As of March 1, consumers can pre-order drones from Apple that are smart enough to follow them around.
Chinese company DJI has partnered with Apple to offer its new $1,399 Phantom 4 drone, Recode reports. The flying machine has artificial intelligence software that allows it recognize everything from cars to humans and follow them. Earlier drone models have only been able to follow humans by connecting to a device held by the user.
The Phantom 4 is also equipped with an "Obstacle Sensing System" that's made up of two forward-facing sensors enabling the drone to dodge any obstacles in its path, while traveling at speeds of up to 45 mph. DJI is selling the Phantom 4 exclusively through its website and Apple.com, but will make the product available in Apple retail locations in Asia starting March 15, Recode reports.
The largest drone manufacturer in the world, DJI says it is the preferred brand of drones for roughly 70 percent of companies globally that use the flying devices for commercial purposes, like shooting video, mapping areas, and completing aerial inspections. It anticipates that the Phantom 4 will be used by outdoor enthusiasts who want to shoot video while doing things like running, skiing, kayaking, or surfing.
At the same time that drones are adding nifty new features like autonomous navigation, however, the unmanned aerial vehicles are becoming more of a security concern for governments around the world, the Guardian reports. The U.S. Federal Aviation Authority says it received more than 100 reports of drones flying dangerously close to airplanes every month, Gizmag reports. To prevent accidental collisions between drones and planes, the FAA is developing technology for detecting drones that are getting close to sensitive airspace.

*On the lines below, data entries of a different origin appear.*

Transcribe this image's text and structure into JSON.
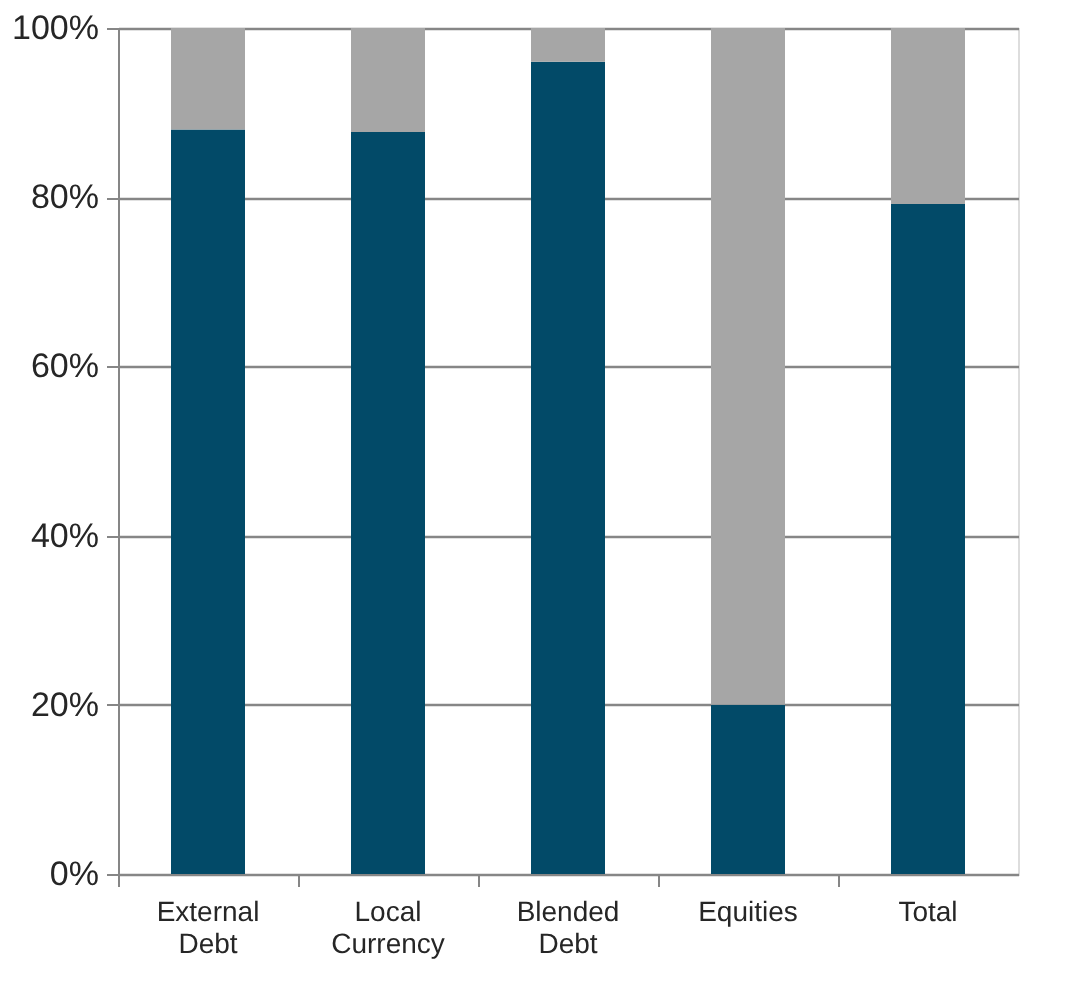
{
  "chart_data": {
    "type": "bar",
    "stacked": true,
    "categories": [
      "External Debt",
      "Local Currency",
      "Blended Debt",
      "Equities",
      "Total"
    ],
    "series": [
      {
        "color": "#024a68",
        "values": [
          88,
          87.7,
          96,
          20,
          79.2
        ]
      },
      {
        "color": "#a6a6a6",
        "values": [
          12,
          12.3,
          4,
          80,
          20.8
        ]
      }
    ],
    "ylim": [
      0,
      100
    ],
    "yticks": [
      {
        "value": 0,
        "label": "0%"
      },
      {
        "value": 20,
        "label": "20%"
      },
      {
        "value": 40,
        "label": "40%"
      },
      {
        "value": 60,
        "label": "60%"
      },
      {
        "value": 80,
        "label": "80%"
      },
      {
        "value": 100,
        "label": "100%"
      }
    ],
    "grid": "y",
    "legend": false
  }
}
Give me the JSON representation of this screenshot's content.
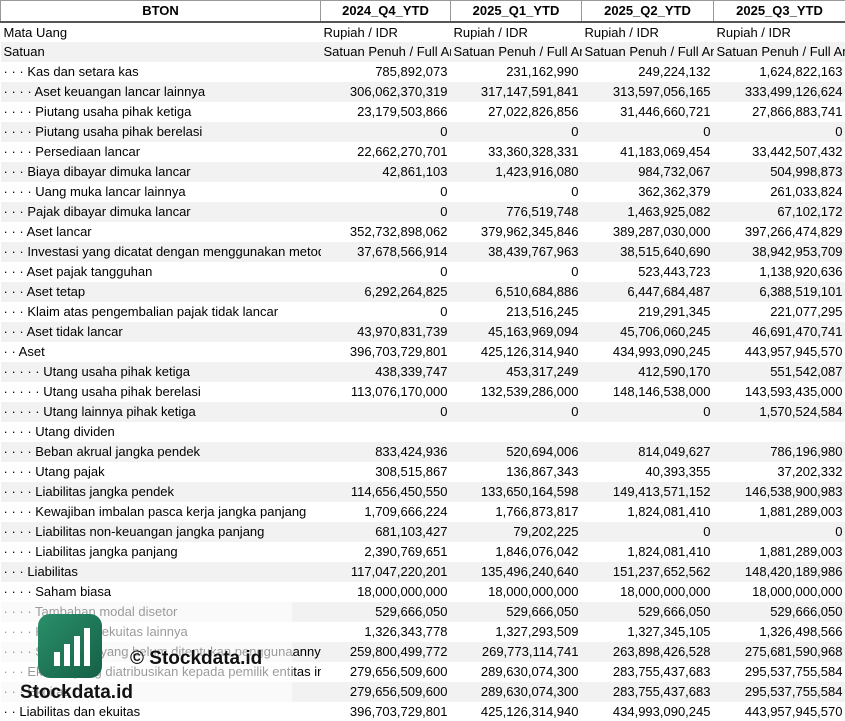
{
  "table": {
    "header": [
      "BTON",
      "2024_Q4_YTD",
      "2025_Q1_YTD",
      "2025_Q2_YTD",
      "2025_Q3_YTD"
    ],
    "rows": [
      [
        "Mata Uang",
        "Rupiah / IDR",
        "Rupiah / IDR",
        "Rupiah / IDR",
        "Rupiah / IDR"
      ],
      [
        "Satuan",
        "Satuan Penuh / Full Amount",
        "Satuan Penuh / Full Amount",
        "Satuan Penuh / Full Amount",
        "Satuan Penuh / Full Amount"
      ],
      [
        "· · · Kas dan setara kas",
        "785,892,073",
        "231,162,990",
        "249,224,132",
        "1,624,822,163"
      ],
      [
        "· · · · Aset keuangan lancar lainnya",
        "306,062,370,319",
        "317,147,591,841",
        "313,597,056,165",
        "333,499,126,624"
      ],
      [
        "· · · · Piutang usaha pihak ketiga",
        "23,179,503,866",
        "27,022,826,856",
        "31,446,660,721",
        "27,866,883,741"
      ],
      [
        "· · · · Piutang usaha pihak berelasi",
        "0",
        "0",
        "0",
        "0"
      ],
      [
        "· · · · Persediaan lancar",
        "22,662,270,701",
        "33,360,328,331",
        "41,183,069,454",
        "33,442,507,432"
      ],
      [
        "· · · Biaya dibayar dimuka lancar",
        "42,861,103",
        "1,423,916,080",
        "984,732,067",
        "504,998,873"
      ],
      [
        "· · · · Uang muka lancar lainnya",
        "0",
        "0",
        "362,362,379",
        "261,033,824"
      ],
      [
        "· · · Pajak dibayar dimuka lancar",
        "0",
        "776,519,748",
        "1,463,925,082",
        "67,102,172"
      ],
      [
        "· · · Aset lancar",
        "352,732,898,062",
        "379,962,345,846",
        "389,287,030,000",
        "397,266,474,829"
      ],
      [
        "· · · Investasi yang dicatat dengan menggunakan metode ekuitas",
        "37,678,566,914",
        "38,439,767,963",
        "38,515,640,690",
        "38,942,953,709"
      ],
      [
        "· · · Aset pajak tangguhan",
        "0",
        "0",
        "523,443,723",
        "1,138,920,636"
      ],
      [
        "· · · Aset tetap",
        "6,292,264,825",
        "6,510,684,886",
        "6,447,684,487",
        "6,388,519,101"
      ],
      [
        "· · · Klaim atas pengembalian pajak tidak lancar",
        "0",
        "213,516,245",
        "219,291,345",
        "221,077,295"
      ],
      [
        "· · · Aset tidak lancar",
        "43,970,831,739",
        "45,163,969,094",
        "45,706,060,245",
        "46,691,470,741"
      ],
      [
        "· · Aset",
        "396,703,729,801",
        "425,126,314,940",
        "434,993,090,245",
        "443,957,945,570"
      ],
      [
        "· · · · · Utang usaha pihak ketiga",
        "438,339,747",
        "453,317,249",
        "412,590,170",
        "551,542,087"
      ],
      [
        "· · · · · Utang usaha pihak berelasi",
        "113,076,170,000",
        "132,539,286,000",
        "148,146,538,000",
        "143,593,435,000"
      ],
      [
        "· · · · · Utang lainnya pihak ketiga",
        "0",
        "0",
        "0",
        "1,570,524,584"
      ],
      [
        "· · · · Utang dividen"
      ],
      [
        "· · · · Beban akrual jangka pendek",
        "833,424,936",
        "520,694,006",
        "814,049,627",
        "786,196,980"
      ],
      [
        "· · · · Utang pajak",
        "308,515,867",
        "136,867,343",
        "40,393,355",
        "37,202,332"
      ],
      [
        "· · · · Liabilitas jangka pendek",
        "114,656,450,550",
        "133,650,164,598",
        "149,413,571,152",
        "146,538,900,983"
      ],
      [
        "· · · · Kewajiban imbalan pasca kerja jangka panjang",
        "1,709,666,224",
        "1,766,873,817",
        "1,824,081,410",
        "1,881,289,003"
      ],
      [
        "· · · · Liabilitas non-keuangan jangka panjang",
        "681,103,427",
        "79,202,225",
        "0",
        "0"
      ],
      [
        "· · · · Liabilitas jangka panjang",
        "2,390,769,651",
        "1,846,076,042",
        "1,824,081,410",
        "1,881,289,003"
      ],
      [
        "· · · Liabilitas",
        "117,047,220,201",
        "135,496,240,640",
        "151,237,652,562",
        "148,420,189,986"
      ],
      [
        "· · · · Saham biasa",
        "18,000,000,000",
        "18,000,000,000",
        "18,000,000,000",
        "18,000,000,000"
      ],
      [
        "· · · · Tambahan modal disetor",
        "529,666,050",
        "529,666,050",
        "529,666,050",
        "529,666,050"
      ],
      [
        "· · · · Komponen ekuitas lainnya",
        "1,326,343,778",
        "1,327,293,509",
        "1,327,345,105",
        "1,326,498,566"
      ],
      [
        "· · · · Saldo laba yang belum ditentukan penggunaannya",
        "259,800,499,772",
        "269,773,114,741",
        "263,898,426,528",
        "275,681,590,968"
      ],
      [
        "· · · Ekuitas yang diatribusikan kepada pemilik entitas induk",
        "279,656,509,600",
        "289,630,074,300",
        "283,755,437,683",
        "295,537,755,584"
      ],
      [
        "· · · Ekuitas",
        "279,656,509,600",
        "289,630,074,300",
        "283,755,437,683",
        "295,537,755,584"
      ],
      [
        "· · Liabilitas dan ekuitas",
        "396,703,729,801",
        "425,126,314,940",
        "434,993,090,245",
        "443,957,945,570"
      ]
    ]
  },
  "watermark": {
    "center": "© Stockdata.id",
    "logo": "Stockdata.id"
  }
}
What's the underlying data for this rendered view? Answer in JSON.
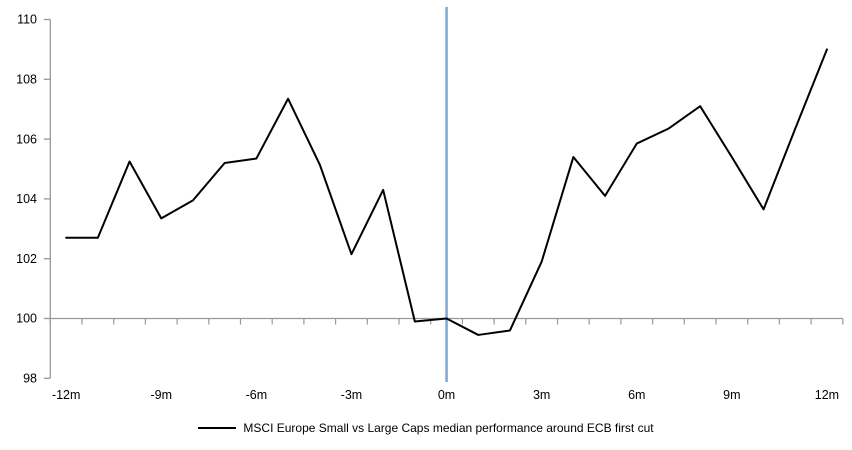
{
  "chart_data": {
    "type": "line",
    "x": [
      -12,
      -11,
      -10,
      -9,
      -8,
      -7,
      -6,
      -5,
      -4,
      -3,
      -2,
      -1,
      0,
      1,
      2,
      3,
      4,
      5,
      6,
      7,
      8,
      9,
      10,
      11,
      12
    ],
    "series": [
      {
        "name": "MSCI Europe Small vs Large Caps median performance around ECB first cut",
        "color": "#000000",
        "values": [
          102.7,
          102.7,
          105.25,
          103.35,
          103.95,
          105.2,
          105.35,
          107.35,
          105.15,
          102.15,
          104.3,
          99.9,
          100.0,
          99.45,
          99.6,
          101.9,
          105.4,
          104.1,
          105.85,
          106.35,
          107.1,
          105.4,
          103.65,
          106.35,
          109.0
        ]
      }
    ],
    "x_tick_positions": [
      -12,
      -9,
      -6,
      -3,
      0,
      3,
      6,
      9,
      12
    ],
    "x_tick_labels": [
      "-12m",
      "-9m",
      "-6m",
      "-3m",
      "0m",
      "3m",
      "6m",
      "9m",
      "12m"
    ],
    "y_ticks": [
      98,
      100,
      102,
      104,
      106,
      108,
      110
    ],
    "ylim": [
      98,
      110
    ],
    "axis_cross_y": 100,
    "event_line": {
      "x": 0,
      "color": "#7FA7D0"
    },
    "axis_color": "#999999",
    "grid": "off",
    "legend_position": "bottom-center",
    "background": "#FFFFFF"
  }
}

In the U.K., 23 near-misses involving drones and aircraft have been investigated during a six-month period by the UK Airprox Board, with 12 deemed as having a "serious risk of collision," the Guardian reports. A quadcopter drone flying into a jet engine could result in something called "uncontained engine failure."
"Losing the engine is not going to cause an aircraft to crash because they are designed to fly with one engine down, but an uncontained engine failure is going to be different indeed," British Airways pilot Steve Landells told the Guardian. "That could be very serious indeed." Think high velocity bits of metal shrapnel flying every which way.
The F.A.A. is expected to test its drone detection technology for several more months before publishing a final report in August 2016.